Improved understanding of user and non-user experience of cancer screening is important. Bypass cancer charities and establishing two more groups -  NHS screening service users who are without cancer diagnoses - and NHS screening service refuseniks. There are two obvious types of refusenik. Some have never thought about screening, bogged down by acute problems in other areas of their lives, finding it hard to adopt or even recognise healthy lifestyle behaviours and have poor information seeking behaviours; the ‘hard to reach’ stereotype. By definition, they will be difficult to recruit. I'm not sure screening is the most important thing for them to tackle but I'm edgy about two tier ethics in both implementing and evaluating informed choice. Others will have thought long and hard about screening and only then did not attend. These will be less difficult to recruit.

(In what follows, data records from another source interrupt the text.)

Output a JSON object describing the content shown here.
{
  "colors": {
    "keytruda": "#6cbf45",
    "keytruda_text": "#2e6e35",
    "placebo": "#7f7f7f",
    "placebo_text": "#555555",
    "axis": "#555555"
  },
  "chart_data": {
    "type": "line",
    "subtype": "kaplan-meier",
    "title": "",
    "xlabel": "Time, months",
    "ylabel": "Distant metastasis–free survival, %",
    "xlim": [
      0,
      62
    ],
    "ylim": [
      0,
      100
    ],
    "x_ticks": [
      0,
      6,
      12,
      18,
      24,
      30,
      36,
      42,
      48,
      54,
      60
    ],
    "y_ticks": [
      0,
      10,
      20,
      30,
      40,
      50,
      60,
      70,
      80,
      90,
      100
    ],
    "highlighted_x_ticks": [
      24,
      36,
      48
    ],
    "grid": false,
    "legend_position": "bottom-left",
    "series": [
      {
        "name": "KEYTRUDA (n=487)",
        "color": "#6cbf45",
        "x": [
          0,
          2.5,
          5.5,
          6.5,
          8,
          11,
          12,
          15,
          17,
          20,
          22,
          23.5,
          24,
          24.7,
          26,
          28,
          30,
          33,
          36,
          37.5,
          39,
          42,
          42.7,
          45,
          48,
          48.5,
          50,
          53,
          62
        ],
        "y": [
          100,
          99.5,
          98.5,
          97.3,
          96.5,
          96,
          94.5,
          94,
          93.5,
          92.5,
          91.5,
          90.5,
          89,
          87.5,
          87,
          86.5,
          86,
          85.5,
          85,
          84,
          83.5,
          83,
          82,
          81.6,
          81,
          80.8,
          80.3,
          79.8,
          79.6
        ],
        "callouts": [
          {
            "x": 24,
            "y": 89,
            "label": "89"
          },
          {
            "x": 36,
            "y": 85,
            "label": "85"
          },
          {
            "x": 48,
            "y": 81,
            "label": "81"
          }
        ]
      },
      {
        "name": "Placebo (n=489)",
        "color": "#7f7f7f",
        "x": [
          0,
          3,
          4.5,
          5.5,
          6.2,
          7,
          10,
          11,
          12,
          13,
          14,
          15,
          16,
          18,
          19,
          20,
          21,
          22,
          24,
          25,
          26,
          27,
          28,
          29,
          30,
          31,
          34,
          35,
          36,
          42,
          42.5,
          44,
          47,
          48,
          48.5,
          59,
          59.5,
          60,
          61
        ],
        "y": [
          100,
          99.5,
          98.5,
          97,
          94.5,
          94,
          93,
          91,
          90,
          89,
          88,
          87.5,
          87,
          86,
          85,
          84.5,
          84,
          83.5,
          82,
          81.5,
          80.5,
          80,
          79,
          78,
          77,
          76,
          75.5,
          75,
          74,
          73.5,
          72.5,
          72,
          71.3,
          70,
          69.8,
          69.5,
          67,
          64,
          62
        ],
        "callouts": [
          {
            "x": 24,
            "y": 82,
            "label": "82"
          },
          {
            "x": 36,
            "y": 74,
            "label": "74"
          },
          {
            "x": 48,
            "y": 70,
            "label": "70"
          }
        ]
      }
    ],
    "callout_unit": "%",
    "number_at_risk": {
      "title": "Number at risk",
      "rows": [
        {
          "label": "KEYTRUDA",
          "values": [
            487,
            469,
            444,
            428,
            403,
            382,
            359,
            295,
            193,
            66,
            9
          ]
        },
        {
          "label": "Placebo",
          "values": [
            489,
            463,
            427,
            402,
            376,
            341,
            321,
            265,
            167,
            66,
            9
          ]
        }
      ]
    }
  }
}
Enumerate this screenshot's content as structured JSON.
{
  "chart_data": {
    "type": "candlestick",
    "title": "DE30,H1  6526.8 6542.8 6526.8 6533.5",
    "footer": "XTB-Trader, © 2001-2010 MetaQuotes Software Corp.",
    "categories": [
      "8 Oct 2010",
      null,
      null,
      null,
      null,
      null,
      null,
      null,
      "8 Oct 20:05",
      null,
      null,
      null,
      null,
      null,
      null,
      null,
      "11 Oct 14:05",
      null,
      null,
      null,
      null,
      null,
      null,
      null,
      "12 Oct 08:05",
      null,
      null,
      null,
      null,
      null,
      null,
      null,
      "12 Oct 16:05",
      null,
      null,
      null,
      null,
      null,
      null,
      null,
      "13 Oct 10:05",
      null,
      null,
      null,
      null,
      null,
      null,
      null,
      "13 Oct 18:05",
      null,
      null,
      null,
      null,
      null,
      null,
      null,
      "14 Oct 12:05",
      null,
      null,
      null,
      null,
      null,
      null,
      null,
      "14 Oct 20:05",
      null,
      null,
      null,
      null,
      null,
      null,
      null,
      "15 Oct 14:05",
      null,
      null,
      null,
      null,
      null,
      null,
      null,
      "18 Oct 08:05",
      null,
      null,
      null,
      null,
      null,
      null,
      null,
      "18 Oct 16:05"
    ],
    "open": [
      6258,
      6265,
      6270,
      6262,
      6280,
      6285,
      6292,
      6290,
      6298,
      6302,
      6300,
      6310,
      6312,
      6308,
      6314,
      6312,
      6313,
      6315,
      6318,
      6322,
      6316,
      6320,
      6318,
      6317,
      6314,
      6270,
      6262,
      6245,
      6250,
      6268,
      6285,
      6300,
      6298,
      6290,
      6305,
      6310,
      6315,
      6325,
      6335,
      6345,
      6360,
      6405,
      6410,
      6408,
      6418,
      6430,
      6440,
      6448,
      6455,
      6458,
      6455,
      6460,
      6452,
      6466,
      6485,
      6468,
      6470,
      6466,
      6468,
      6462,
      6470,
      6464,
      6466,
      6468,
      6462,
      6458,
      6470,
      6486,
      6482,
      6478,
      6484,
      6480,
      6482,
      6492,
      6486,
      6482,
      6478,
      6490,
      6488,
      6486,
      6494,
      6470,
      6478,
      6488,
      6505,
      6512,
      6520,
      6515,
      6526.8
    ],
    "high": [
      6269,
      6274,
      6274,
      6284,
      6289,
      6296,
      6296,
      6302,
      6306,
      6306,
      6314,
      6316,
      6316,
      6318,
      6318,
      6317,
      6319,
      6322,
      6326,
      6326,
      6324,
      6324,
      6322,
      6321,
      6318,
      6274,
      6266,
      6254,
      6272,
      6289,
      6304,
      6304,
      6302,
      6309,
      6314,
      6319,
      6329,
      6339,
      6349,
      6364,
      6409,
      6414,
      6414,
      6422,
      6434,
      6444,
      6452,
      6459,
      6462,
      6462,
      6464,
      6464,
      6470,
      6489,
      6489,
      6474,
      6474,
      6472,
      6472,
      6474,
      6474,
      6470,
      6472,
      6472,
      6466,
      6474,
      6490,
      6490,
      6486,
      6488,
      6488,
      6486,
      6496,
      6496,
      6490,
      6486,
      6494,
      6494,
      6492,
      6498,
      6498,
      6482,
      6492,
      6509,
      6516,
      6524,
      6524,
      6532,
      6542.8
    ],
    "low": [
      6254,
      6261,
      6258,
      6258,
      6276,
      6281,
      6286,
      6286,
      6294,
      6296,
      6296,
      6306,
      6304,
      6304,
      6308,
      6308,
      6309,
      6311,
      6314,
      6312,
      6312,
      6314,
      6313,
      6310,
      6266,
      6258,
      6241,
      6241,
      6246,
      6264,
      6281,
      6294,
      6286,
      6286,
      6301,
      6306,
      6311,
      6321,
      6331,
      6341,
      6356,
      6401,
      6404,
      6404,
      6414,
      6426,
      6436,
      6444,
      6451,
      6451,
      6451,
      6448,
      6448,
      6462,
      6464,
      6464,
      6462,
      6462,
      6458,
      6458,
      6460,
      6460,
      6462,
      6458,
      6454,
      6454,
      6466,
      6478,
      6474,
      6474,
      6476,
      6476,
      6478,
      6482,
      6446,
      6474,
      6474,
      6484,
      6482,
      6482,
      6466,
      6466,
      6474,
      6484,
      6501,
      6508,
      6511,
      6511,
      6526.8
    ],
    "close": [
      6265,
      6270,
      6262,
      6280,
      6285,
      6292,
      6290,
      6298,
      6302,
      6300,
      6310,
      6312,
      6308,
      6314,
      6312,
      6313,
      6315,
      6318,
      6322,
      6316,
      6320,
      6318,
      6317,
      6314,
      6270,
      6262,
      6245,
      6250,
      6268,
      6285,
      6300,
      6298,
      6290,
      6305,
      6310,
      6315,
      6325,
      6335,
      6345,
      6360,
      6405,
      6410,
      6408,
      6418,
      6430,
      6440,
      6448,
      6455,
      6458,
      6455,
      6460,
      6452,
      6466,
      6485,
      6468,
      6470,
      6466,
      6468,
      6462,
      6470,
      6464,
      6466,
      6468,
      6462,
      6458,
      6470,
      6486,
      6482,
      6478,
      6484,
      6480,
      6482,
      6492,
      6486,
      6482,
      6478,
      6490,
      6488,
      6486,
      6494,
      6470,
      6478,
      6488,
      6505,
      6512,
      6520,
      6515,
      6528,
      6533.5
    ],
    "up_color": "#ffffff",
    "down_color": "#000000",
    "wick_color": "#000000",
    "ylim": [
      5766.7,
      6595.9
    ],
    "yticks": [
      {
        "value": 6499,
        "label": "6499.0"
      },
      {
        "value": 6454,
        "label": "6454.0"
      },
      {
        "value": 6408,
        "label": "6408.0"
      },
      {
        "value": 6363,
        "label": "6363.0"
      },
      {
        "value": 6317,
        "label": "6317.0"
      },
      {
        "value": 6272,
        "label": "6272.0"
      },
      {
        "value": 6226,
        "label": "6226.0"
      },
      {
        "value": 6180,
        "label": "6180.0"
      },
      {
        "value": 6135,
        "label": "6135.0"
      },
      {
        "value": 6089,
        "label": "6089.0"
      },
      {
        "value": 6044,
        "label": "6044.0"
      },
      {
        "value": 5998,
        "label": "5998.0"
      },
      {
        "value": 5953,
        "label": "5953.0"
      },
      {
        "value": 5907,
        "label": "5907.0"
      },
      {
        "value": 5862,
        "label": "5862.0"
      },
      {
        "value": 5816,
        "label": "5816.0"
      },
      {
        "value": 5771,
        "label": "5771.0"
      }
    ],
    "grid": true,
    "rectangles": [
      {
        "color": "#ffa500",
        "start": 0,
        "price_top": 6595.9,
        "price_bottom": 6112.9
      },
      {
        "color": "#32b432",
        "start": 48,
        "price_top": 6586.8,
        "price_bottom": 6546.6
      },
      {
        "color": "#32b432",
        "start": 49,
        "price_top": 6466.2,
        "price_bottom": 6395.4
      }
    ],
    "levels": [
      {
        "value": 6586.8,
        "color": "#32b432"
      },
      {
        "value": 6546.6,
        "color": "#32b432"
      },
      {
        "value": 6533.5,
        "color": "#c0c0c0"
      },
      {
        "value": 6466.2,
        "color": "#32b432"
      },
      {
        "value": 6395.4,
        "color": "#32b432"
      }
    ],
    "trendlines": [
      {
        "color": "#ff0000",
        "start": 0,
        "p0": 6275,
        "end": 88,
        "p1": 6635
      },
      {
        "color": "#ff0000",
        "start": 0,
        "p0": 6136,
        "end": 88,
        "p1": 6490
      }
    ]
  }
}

There is no mention of NAEDI, the National Awareness and Early Detection Initiative in the consultation. What other cancer risk reduction or symptom awareness messaging can be piggybacked onto screening invitations? It seems foolish to miss the opportunity to target information to individual men and women, whilst not distracting them from screening, of course.

Finally, my observation on how to use population based evidence to finesse and support individuals’ choices. This feels impossible. Where will the evidence of effectiveness that informs choice come from, once you attempt to individualise a population derived screening programme? The public may expect a high level of individualisation but I do not believe it is possible on current knowledge, and nor will it be for the foreseeable future.

Informed choice, oddly, also feels subversive, rendering impossible the introduction of any new screening tests in the years ahead. I am struggling to see how it is possible to RCT any new cancer screening test with informed choice as an element when you cannot inform the choice as the answers are not known. If they were known, you would not be doing the RCT. So how is it possible to implement that screening programme with informed choice but based on figures derived without its effects?

My brains have just melted. Why am I not surprised?